B.     Evolusi Sosial Universal Herbert Spencer dan Representasinya di Indonesia
            Sebagi salah satu pendekar Anropologi H. Spencer mempunyai andil besar untuk sumbangasih teori-teori evolusi kebudayaan. H. Spencer mencetuskan konsep mengenai evolusi sosial universal, dalam konsep yang diajukannya menyatakan bahwa seluruh alam itu, baik yang berwujud nonorganis, organis, maupun superorganis, berevolusi karena didorong oleh kekuatan mutlak yang disebut evolusi universal.[1] Secara garis besar anggapan evolusi universal memiliki pengertian bahwa perkembangan masyarakat beserta kebudayaannya di seluruh dunia akan, masih atau telah mengalami tahap-tahap evolusi yang sama. Namun, H. Spencer juga menyadari bahwa ada bagian masyarakat dan beberapa sub kebudayaannya yang mengalami evolusi khusus atau berbeda dari umumnya. Beberapa contoh khusus tersebut misalnya pada teori asal mula religi dan evolusi hukum dalam masyarakat.
            Konsep H. Spencer sepertinya dapat kita proyeksikan pada situasi masyarakat Indonesia, semisal saja pada perkembangan pembangunan sejak zaman orba hingga saat ini yang secara otomatis pasti akan mempengaruhi kebudayaan masyarakatnya. Jika disisi lain kota-kota besar dan kota-kota satelit gencar melakukan pembangunan disegala bidang, daerah-daerah lain terutama daerah yang jauh dari kota (terisolir) sama sekali belum terjamah pembangunannya atau pun jika ada, pembangunan tersebut mangkir dan lelet pelaksanaanya  jadi keduanya seperti dua hal bertolak belakang yang berada dalam satu garis sumbu simetris. Konsep lain H. Spencer seperti asal mula religi juga dapat kita lihat realitanya pada perkembangan religi masyarakat nusantara, religi di Indonesia memiliki perjalanan evolusi khusus dan berbeda dengan konsep umum yang dinyatakan oleh Spencer.
Menurutnya secara umum evolusi religi bangsa-bangsa di dunia yaitu:
Ø Ketakutan manusia akan maut à penyembahan roh nenek moyang à penyembahan dewa à dewa (polytheisme)/ monotheisme.
Evolusi religi di Indonesia secara historis memiliki tahap khusus yang sedikit berbeda dari umumnya yaitu: 
Ø  Sadar akan kekuatan besar (makro/mikrokosmos) à penyembahan roh nenek moyang (animisme) à benda keramat (dinamisme)/toteisme à politheisme/monotheisme.

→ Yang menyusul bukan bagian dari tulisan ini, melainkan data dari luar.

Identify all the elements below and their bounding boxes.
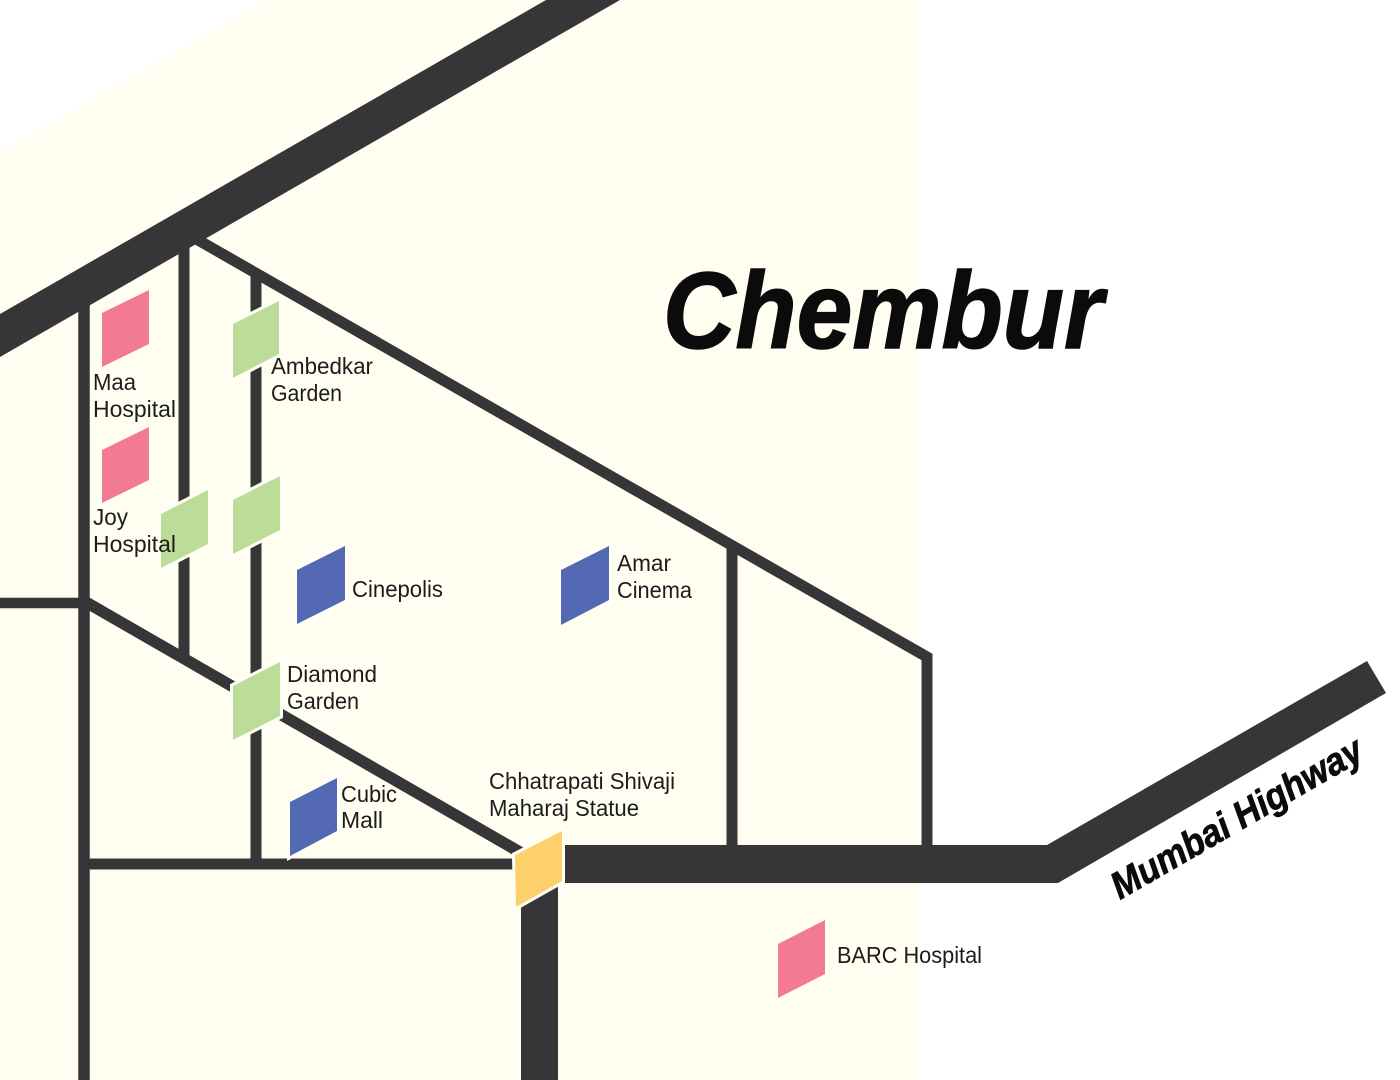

Secara keseluruhan kami sependapat dengan teori yang diajukan oleh H. Spencer namun ada beberapa hal yang kurang sesuai dengan pemikiran kami seperti pernyataannya bahwa bentuk religi tertua adalah penyembahan kepada roh-roh atau nenek moyang. Kami lebih condong pada pandangan Andrew  Lang (1898) yang menyatakan bahwa masyarakat primitif sejak dulu telah meyakini monoteisme dan ide tentang ketuhanan tidak datang secara evolusi melainkan secara relevasi atau wahyu (Subky 2012: 28).

C.     Teori Evolusi Keluarga J. J. Bachofen
            Bachofen merupakan seorang ahli hukum Jerman yang menjadi terkenal dalam ilmu antropologi, karena telah mengembangkan tentang teori evolusi hukum milik dan hukum waris dan erat kaitannya dengan teori tentang evolusi bentuk keluarga (Koentjaraningrat, 1987: 38). Teori tersebut tertuang dalam bukunya yang berjudul Das Mutterrecht “Hukum Ibu”. Bahan yang dipakainya cukup banyak yaitu: masyarakat Yunani, Rum Klasik, etnografi bangsa-bangsa Asia, Afrika dan suku-suku bangsa Indian di Amerika.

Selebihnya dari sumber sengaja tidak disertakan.